Following the panel discussion, Peter Wee, general manager of CEL, a subsidiary of Chip Eng Seng Group, presented CEL’s upcoming developments which will be launched next year. These are the 440-unit Sora condo in Jurong Lake District, the 324-unit TMW Maxwell in Tanjong Pagar, and the redevelopment of the Peace Centre and Peace Mansion at 1 Sophia Road.
Peter Wee, general manager for business development and marketing at CEL Developments, presenting projects which are launching soon (Photo: Samuel Isaac Chua/EdgeProp Singapore).

CBD/Tanjong Pagar

In the MasterPlan MasterClass presentation “Explore the upcoming transformations in the CBD/Tanjong Pagar area”, Tong discussed the three upcoming districts of Outram, Downtown Core and Marina South, and their planned redevelopments.
The MasterPlan MasterClass is a near-monthly series that aims to create awareness of masterplan changes by the URA. It sheds light on the current demographic of a certain area, its existing amenities and future developments, as well as housing options and growth areas.

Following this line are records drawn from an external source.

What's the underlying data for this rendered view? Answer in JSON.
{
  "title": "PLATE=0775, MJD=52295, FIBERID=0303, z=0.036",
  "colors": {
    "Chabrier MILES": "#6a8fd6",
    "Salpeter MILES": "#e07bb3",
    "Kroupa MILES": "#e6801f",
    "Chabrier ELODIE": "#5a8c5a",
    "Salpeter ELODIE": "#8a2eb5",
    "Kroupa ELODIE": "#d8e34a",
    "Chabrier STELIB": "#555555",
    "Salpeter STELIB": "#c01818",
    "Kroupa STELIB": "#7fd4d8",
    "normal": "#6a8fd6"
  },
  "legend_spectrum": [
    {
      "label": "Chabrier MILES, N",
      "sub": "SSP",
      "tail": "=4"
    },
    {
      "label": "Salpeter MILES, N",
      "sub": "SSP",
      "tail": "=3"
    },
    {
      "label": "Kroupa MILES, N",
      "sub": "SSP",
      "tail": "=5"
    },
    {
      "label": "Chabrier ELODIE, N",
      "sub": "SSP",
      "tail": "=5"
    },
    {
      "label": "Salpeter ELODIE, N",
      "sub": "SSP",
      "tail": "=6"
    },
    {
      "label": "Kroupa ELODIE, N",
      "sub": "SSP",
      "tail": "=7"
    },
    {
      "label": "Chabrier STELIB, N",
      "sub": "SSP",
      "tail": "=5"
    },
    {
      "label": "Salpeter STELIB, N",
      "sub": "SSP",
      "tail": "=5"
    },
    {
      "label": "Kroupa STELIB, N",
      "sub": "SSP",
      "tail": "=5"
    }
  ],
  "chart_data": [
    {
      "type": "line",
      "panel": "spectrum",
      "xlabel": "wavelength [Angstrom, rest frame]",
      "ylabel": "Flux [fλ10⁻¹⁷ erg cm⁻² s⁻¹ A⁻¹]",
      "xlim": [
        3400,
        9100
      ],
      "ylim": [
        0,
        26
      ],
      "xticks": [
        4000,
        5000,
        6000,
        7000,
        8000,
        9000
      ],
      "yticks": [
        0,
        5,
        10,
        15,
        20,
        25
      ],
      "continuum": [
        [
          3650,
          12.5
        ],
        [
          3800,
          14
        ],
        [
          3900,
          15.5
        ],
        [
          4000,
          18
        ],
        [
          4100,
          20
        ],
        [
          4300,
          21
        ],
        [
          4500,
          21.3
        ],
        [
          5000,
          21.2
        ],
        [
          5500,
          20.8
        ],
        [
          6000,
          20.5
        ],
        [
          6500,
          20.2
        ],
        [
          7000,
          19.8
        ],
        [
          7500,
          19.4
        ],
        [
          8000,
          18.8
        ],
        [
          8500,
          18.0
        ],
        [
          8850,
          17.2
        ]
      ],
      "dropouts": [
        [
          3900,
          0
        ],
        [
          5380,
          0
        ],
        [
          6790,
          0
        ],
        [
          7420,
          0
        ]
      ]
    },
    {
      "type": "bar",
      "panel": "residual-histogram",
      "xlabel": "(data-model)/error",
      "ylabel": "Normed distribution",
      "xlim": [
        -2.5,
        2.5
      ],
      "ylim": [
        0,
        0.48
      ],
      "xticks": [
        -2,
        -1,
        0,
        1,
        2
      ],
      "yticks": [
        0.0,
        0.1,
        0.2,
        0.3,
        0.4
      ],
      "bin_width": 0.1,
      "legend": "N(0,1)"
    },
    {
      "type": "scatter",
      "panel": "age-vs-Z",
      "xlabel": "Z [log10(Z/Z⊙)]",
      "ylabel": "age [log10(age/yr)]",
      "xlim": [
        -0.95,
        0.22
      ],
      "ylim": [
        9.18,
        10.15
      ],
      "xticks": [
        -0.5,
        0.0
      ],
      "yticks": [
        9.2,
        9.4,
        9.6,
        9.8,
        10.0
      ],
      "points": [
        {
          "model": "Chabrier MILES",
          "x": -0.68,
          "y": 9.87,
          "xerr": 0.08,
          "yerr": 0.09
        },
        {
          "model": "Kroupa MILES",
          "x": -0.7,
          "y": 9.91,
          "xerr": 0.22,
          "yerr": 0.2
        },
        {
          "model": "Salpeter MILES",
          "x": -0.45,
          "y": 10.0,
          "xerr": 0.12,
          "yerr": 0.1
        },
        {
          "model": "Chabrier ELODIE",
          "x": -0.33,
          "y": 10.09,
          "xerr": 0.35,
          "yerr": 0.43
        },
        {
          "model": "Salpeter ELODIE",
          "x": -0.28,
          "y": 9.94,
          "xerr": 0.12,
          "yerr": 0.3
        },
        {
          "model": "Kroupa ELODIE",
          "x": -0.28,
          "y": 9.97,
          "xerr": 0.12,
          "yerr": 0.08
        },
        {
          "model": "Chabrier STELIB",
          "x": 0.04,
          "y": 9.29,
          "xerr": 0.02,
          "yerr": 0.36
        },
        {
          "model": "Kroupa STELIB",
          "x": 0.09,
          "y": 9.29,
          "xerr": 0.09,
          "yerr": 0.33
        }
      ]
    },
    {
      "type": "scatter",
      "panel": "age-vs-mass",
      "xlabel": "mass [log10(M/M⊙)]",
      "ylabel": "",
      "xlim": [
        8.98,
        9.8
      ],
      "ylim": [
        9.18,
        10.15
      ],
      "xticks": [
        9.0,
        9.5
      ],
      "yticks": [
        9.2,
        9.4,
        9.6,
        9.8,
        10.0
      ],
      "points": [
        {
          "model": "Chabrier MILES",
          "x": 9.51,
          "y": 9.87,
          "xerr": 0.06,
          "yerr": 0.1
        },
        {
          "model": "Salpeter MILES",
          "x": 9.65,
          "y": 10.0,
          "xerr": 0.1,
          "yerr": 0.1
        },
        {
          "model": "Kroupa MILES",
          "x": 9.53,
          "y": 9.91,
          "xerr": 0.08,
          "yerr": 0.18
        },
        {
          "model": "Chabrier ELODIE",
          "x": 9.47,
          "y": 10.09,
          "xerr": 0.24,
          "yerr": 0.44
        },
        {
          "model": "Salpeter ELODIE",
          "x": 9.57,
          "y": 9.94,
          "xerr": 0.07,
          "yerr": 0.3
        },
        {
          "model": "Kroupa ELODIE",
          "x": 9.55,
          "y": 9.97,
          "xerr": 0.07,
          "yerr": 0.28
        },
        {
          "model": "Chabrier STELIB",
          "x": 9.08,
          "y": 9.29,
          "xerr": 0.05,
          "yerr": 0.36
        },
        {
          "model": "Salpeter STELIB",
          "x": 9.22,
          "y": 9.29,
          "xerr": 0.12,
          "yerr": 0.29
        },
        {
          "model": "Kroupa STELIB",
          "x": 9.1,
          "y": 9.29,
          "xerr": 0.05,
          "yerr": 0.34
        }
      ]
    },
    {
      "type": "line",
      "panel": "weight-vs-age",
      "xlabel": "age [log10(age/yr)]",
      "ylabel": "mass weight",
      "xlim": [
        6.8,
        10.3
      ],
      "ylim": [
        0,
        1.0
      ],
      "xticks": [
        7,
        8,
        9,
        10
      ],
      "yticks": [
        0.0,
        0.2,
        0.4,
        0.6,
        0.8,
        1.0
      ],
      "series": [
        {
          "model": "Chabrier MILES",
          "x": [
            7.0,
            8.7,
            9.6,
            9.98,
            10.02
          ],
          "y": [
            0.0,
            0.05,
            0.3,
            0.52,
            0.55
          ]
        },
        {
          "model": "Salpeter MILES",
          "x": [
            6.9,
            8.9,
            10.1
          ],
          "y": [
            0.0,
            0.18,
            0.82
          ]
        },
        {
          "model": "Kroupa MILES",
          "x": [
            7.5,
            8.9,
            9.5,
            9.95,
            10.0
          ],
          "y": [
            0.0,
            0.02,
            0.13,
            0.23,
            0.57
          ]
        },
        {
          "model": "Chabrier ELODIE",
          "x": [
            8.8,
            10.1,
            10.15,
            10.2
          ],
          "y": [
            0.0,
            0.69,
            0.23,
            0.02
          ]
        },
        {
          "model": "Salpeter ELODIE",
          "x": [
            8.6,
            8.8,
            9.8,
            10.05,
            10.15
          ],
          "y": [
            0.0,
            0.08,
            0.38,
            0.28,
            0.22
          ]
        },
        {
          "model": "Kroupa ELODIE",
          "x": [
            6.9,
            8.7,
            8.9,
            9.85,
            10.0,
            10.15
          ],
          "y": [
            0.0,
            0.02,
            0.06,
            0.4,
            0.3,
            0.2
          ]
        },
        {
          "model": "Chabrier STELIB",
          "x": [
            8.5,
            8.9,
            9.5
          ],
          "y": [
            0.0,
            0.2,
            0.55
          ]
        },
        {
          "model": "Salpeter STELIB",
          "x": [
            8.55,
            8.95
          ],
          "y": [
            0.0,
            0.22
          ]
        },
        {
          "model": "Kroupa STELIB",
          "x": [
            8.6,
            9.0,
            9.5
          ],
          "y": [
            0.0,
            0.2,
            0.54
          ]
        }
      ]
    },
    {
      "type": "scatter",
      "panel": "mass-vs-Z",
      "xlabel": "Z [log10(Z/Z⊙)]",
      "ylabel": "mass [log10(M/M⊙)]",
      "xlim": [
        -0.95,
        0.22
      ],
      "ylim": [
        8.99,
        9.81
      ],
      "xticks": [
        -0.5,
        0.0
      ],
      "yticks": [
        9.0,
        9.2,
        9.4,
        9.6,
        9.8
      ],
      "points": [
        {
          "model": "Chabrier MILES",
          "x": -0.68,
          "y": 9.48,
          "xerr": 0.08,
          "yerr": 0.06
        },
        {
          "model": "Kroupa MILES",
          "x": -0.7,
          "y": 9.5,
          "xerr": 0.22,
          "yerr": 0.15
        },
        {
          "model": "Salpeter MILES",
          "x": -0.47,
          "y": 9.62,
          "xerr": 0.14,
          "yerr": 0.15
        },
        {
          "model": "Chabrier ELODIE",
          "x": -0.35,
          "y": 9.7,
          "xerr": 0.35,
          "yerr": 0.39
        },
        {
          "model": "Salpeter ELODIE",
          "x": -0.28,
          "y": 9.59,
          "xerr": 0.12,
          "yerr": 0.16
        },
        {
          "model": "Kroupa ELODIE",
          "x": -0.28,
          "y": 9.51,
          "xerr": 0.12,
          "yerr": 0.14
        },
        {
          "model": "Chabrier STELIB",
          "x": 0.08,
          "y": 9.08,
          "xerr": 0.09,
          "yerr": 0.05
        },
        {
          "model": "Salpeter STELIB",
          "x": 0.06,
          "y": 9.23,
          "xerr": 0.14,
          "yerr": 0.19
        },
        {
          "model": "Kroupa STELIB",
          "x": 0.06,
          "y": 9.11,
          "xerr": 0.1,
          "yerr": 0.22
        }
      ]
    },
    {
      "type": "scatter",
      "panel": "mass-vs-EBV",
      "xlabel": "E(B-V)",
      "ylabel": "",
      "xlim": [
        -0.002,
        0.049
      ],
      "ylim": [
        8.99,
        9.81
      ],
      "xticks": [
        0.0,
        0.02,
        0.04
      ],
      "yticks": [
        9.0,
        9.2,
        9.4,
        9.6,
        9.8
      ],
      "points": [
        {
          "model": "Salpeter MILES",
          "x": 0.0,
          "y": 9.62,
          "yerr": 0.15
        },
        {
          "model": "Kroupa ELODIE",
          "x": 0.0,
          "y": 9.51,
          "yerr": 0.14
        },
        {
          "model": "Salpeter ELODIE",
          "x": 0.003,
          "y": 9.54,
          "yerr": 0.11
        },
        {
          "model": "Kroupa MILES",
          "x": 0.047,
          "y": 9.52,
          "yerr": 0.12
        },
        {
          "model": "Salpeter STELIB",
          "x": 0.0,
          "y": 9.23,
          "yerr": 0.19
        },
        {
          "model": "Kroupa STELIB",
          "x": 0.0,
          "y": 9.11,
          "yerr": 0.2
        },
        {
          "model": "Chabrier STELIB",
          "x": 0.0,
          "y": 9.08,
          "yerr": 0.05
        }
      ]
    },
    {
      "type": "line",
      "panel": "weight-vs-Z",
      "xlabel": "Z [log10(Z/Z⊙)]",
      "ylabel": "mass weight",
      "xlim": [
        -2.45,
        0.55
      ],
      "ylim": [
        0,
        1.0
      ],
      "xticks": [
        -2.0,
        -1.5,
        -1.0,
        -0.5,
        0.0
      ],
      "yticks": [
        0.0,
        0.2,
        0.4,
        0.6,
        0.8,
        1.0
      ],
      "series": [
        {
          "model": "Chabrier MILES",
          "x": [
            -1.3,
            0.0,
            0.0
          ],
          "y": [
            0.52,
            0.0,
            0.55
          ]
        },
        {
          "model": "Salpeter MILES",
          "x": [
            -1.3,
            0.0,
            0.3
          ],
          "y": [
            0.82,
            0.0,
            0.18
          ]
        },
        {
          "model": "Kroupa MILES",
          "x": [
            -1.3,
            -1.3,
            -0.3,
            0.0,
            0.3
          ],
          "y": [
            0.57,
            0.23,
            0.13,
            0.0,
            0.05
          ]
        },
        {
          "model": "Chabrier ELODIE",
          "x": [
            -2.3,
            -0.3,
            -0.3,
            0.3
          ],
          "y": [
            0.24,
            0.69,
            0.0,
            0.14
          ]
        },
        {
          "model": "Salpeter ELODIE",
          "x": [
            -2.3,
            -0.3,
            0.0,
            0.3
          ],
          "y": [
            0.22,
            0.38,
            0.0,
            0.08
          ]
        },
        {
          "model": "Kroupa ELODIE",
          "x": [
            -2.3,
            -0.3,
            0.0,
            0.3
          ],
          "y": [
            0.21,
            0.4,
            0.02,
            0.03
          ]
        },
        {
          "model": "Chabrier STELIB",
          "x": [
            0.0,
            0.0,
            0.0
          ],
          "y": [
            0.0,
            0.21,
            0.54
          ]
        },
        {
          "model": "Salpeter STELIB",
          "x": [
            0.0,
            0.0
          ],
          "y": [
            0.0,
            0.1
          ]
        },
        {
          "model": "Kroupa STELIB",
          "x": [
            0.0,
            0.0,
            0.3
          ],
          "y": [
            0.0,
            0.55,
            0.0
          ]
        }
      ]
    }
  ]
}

In terms of demographics, these areas have a high degree of tenants, even when rents are rising. Based on EdgeProp’s LandLens tool, about 40% of household units in the areas mentioned are tenants.
EdgeProp Singapore’s Bernard Tong on how the CBD/Tanjong Pagar districts will be transformed (Photo: Samuel Isaac Chua/EdgeProp Singapore).
In the Downtown Core area, the majority of residents are young adults between the ages of 30 to 50. Meanwhile, the ages of Outram residents are more spread out, from the ages of 35 to 65, since the area houses mature estates.
Most units in the Downtown Core are commercial spaces, with few residential areas peppered across the district. This may change in the future, Tong says, as the government is aiming to transform the area to offer more units zoned for mixed residential and commercial use so that the Downtown Core will be a place for people to work, live and play.
One way is to make the district more “liveable and pedestrian-friendly”, such as placing more green spaces in the city. For example, the Land Transport Authority (LTA) is looking at ways to convert Robinson Road into a transit-priority corridor in the CBD. This means that the road, which connects Raffles Place and Tanjong Pagar, will be changed into a “car-lite” road that is more pedestrian-friendly. These include making the road a bus-only street, with wider pavements and cycling paths that come with bicycle-parking facilities.
The government’s CBD Incentive Scheme is also another example which has spurred redevelopments in the area, including TMW Maxwell (a redevelopment of the former Maxwell House) by a joint venture between Chip Eng Seng Corp, SingHaiyi Group and Chuan Investments.
TMW Maxwell will be the first among the current redeveloped buildings in the CBD to be launched. In the pipeline are City Developments’ Newport Residences/Newport Tower (redevelopment of former FujiXerox Towers on Anson Road) and Skywater Residences (redevelopment of the former AXA Tower at 8 Shenton Way).